In shedding bonds, Fed aims for boring end to crisis-era measures
The U.S. Federal Reserve is set on Wednesday to announce the start of a plan to trim its $4.5-trillion portfolio of assets, much of it amassed in response to the 2007-2009 financial collapse, marking another milestone in bringing to an end the crisis-era measures.
If Fed Chair Janet Yellen gets her way, financial markets that had swung wildly with past shifts to the policy will barely shrug when the asset reduction begins, probably in October.
The plan is for the Fed to stop buying bonds so gradually that it will take years for its holdings to shrink to $3 trillion, around where some policymakers and economists estimate it will settle.
The Fed's asset holdings stood at about $900 billion in mid-2008, before it began buying bonds to spur hiring and economic growth.
Years of planning and months of careful public messaging should make the asset-unwinding process about as riveting as "watching paint dry," according to Reserve Bank of Philadelphia President Patrick Harker.
The U.S. central bank is expected to leave interest rates unchanged at its Sept. 19-20 policy meeting, according to a Reuters poll of nearly 100 economists, with markets pricing in a 52 percent chance of a rate hike coming at a December meeting.
The Fed will also release a fresh round of projections on Wednesday, laying out policymakers' own expectations for rate hikes ahead.
LEADING OTHER CENTRAL BANKS
With the U.S. economy growing fast enough to keep unemployment well below half its recession-era peak, the Fed is poised to be the first major central bank to begin pulling back from the final stage of emergency measures post-2008.
Under Yellen, the Fed has raised interest rates four times from near zero and stopped accumulating assets.

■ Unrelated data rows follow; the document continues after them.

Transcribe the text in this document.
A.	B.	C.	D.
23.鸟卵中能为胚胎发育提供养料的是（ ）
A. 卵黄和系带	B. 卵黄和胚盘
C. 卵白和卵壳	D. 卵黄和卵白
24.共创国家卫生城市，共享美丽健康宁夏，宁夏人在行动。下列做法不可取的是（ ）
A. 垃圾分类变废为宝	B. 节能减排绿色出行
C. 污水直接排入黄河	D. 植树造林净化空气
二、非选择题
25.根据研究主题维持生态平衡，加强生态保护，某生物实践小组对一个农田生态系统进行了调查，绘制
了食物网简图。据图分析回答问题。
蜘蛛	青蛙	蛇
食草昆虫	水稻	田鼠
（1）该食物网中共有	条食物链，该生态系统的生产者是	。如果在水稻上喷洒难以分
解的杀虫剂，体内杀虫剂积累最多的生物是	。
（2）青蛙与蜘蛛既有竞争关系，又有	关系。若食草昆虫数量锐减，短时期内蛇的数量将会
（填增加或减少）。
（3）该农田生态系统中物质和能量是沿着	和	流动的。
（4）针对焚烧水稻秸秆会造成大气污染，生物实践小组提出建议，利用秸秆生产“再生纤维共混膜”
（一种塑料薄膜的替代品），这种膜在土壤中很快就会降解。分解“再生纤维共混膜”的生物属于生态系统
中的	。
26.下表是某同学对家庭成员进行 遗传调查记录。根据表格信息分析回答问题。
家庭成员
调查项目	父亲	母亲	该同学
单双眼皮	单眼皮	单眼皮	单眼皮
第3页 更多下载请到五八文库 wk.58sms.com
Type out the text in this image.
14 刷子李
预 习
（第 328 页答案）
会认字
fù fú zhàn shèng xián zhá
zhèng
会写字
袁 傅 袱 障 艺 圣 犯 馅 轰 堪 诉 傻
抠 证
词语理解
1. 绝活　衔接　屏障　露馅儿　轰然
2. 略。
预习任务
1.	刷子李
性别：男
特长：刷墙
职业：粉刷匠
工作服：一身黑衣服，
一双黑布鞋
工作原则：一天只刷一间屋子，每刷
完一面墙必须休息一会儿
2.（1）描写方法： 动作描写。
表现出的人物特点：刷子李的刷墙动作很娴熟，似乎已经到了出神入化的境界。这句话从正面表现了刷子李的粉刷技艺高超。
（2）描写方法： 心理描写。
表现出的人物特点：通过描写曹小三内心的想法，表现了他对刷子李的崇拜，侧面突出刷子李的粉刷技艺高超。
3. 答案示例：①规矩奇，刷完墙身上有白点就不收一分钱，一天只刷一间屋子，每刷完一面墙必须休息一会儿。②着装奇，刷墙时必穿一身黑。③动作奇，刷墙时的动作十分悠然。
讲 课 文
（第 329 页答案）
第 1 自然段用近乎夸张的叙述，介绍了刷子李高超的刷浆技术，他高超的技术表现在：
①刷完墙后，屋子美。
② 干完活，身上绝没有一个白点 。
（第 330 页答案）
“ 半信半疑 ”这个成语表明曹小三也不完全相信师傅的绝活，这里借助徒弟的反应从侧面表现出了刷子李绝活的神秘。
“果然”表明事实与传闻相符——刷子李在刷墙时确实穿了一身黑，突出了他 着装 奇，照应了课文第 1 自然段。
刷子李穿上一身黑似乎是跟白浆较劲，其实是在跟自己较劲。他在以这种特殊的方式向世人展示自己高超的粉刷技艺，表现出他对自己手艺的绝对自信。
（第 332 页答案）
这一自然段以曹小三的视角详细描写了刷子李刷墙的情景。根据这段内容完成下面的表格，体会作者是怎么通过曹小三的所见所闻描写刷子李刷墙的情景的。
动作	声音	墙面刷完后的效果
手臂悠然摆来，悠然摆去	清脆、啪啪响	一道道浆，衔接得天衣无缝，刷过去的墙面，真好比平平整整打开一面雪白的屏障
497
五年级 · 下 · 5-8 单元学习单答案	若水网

The next stage is not to sell holdings but to halt the reinvestment of proceeds from maturing bonds.
Thanks to synchronized global growth and still-easy financial conditions, the Fed looks able to avoid past shocks, most notably the so-called "taper tantrum" in 2013 that rocked markets worldwide and spiked bond yields when then-Fed Chairman Ben Bernanke suggested the purchases could soon be reduced, or tapered.
"The market is going to be very sensitive to what's going on here," Peter Hooper, a former Fedeconomist who is now chief economist at Deutsche Bank Securities, said earlier this month. "But we no longer need all this extraordinary monetary easing that we have seen since the crisis, so it's time to do so."
The Fed's counterparts in Frankfurt and Tokyo will be among those watching the process most closely, given the potential ripple effects on their markets and economies, and the lessons to be learned from the U.S. experiment.
Combined, the three central banks hold some $15 trillion in assets, purchases that were meant to encourage riskier investing but that critics say may be distorting financial conditions. (For a graphic of combined purchases by central banks, see: http://tmsnrt.rs/2inHILp)
TENTATIVE START
The Fed will start by trimming no more than $10 billion per month from its balance sheet, with that cap rising each quarter for a year, until it hits $50 billion per month.
That should shed nearly $300 billion in bonds over the first 12 months, and nearly $500 billion over the second, according to analysts' projections.
The main unanswered question is whether the central bank will spread its remaining monthly repurchases evenly across the spectrum of maturities, or whether it will focus on shorter-dated assets and accelerate the process.
That will affect how far long-term yields may rise as the Fed allows bonds to run off. Another wild card may be the pace at which the Fed's mortgage-bond holdings shrinks, which depends in part on homeowners' refinancing decisions.
Attempts elsewhere to exit asset-purchase programs, known as quantitative easing, have not met with success.
The Bank of Japan was the first major central bank to introduce such a program in 2001, and its end in 2006 was followed by an economic downturn.
The BOJ later had to restart quantitative easing and broaden it, and today is nowhere close to ending purchases.
The European Central Bank, for its part, undertook two rate hikes in 2011 that it subsequently reversed, then in 2015 started its own purchases. (For a graphic on the legacy of quantitative easing, see: http://tmsnrt.rs/2jxgbbf)
But with financial conditions supportive, the Fed's runoff will remain on "autopilot" unless there are "large adverse developments" that force adjustments, Fed Governor Lael Brainard said this month.